You know to arrive at least two hours before domestic flights, but you’ve also likely heard the security-line horror stories that happen when you hit the skies with 6 million or so other holiday travel buddies. The best way to ensure an easy experience is to sign up for the PreCheck program from the Transportation Security Administration (TSA), which lets you (and kids 12 and under) take a VIP line that is generally five minutes or less. Fill out an application at the TSA website and set up an appointment for an in-person background check. Once that occurs, it usually takes about five business days to get your clearance. It costs $85 per adult—but for five years, you and the kids can dodge the lines, keep all your clothes on, and not have to unpack toiletries or computers. That’s 100 percent worth it!
It doesn’t matter how beautifully you tie a bow—the TSA can still make you open your gifts at security. They also have the right to open wrapped presents in checked luggage. Consider sending presents ahead, suggests Jacqui Lewis, president of Audley Travel in Boston. Or just wrap them once you get there. Thinking of bringing edible surprises? Stick to hard foods like Christmas cookies; those jars of your famous cranberry sauce are considered a liquid, and so must follow the less-than-3.4-oz. rule and be stored in a one-quart zip-top bag. (Consult the “Can I Bring It?” tool if you have questions about other foods.)
Santa is coming in a matter of days and you’re going away—no wonder it’s hard for kids to settle down in their seats. So what can you do? Spend less time there. “Never take advantage of early boarding! Why would you subject your child to an extra 30 minutes or more on the plane?” says Genevieve Shaw Brown, a travel and lifestyle editor at ABC News and mom of three in New York. Board as late as you can and run your kids ragged before the flight. (If you have a bulky carry-on like a car seat, send one parent ahead and have one wait it out with the kids.)
If you’ve flown with kids before, you may have encountered “kid-o-phobes”: fliers who huff and complain as soon as they see children seated near them. There’s no remedy for rude people, but a good tactic is to kill ’em with kindness and introduce your kids by name (it’s harder for them to be curmudgeonly when you’re not random strangers). Then invite them to talk to you directly if there’s any kind of problem. “Smile,” agrees Sarah Gavin, mom-of-four and vice president of global communications at Expedia in Seattle. “You’d be surprised how far it goes.” Or follow Lewis’s example: “I bring disposable earplugs and hand them out if anyone complains.”

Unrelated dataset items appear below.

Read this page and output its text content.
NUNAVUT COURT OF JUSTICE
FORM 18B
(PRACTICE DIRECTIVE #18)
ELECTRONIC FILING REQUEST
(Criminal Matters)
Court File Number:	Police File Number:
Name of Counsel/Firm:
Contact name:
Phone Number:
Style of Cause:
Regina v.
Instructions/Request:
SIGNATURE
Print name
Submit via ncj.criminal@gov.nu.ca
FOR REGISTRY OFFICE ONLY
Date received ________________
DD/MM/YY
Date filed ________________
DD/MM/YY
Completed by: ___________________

Booking nonstop flights that leave early in the morning may help you avoid regular congestion delays, but even the best-prepared travelers can have their plans squashed by foul weather. You’ll want to start by being financially prepared for this possibility. Travel insurance can be a great way to protect yourself if a nonrefundable trip gets canceled. (Basic family policies start at $130 for a weeklong trip.) Then keep an eye out for winter storms in the days leading up to your departure. Airlines sometimes lift penalties for changing your tickets when extreme weather is predicted, so jump on the opportunity to fly earlier if possible. If your vacation is completely derailed, try to make the best of it by having a staycation at a hotel in your area. (If it has a pool, we bet you’ll all get a smile out of it!)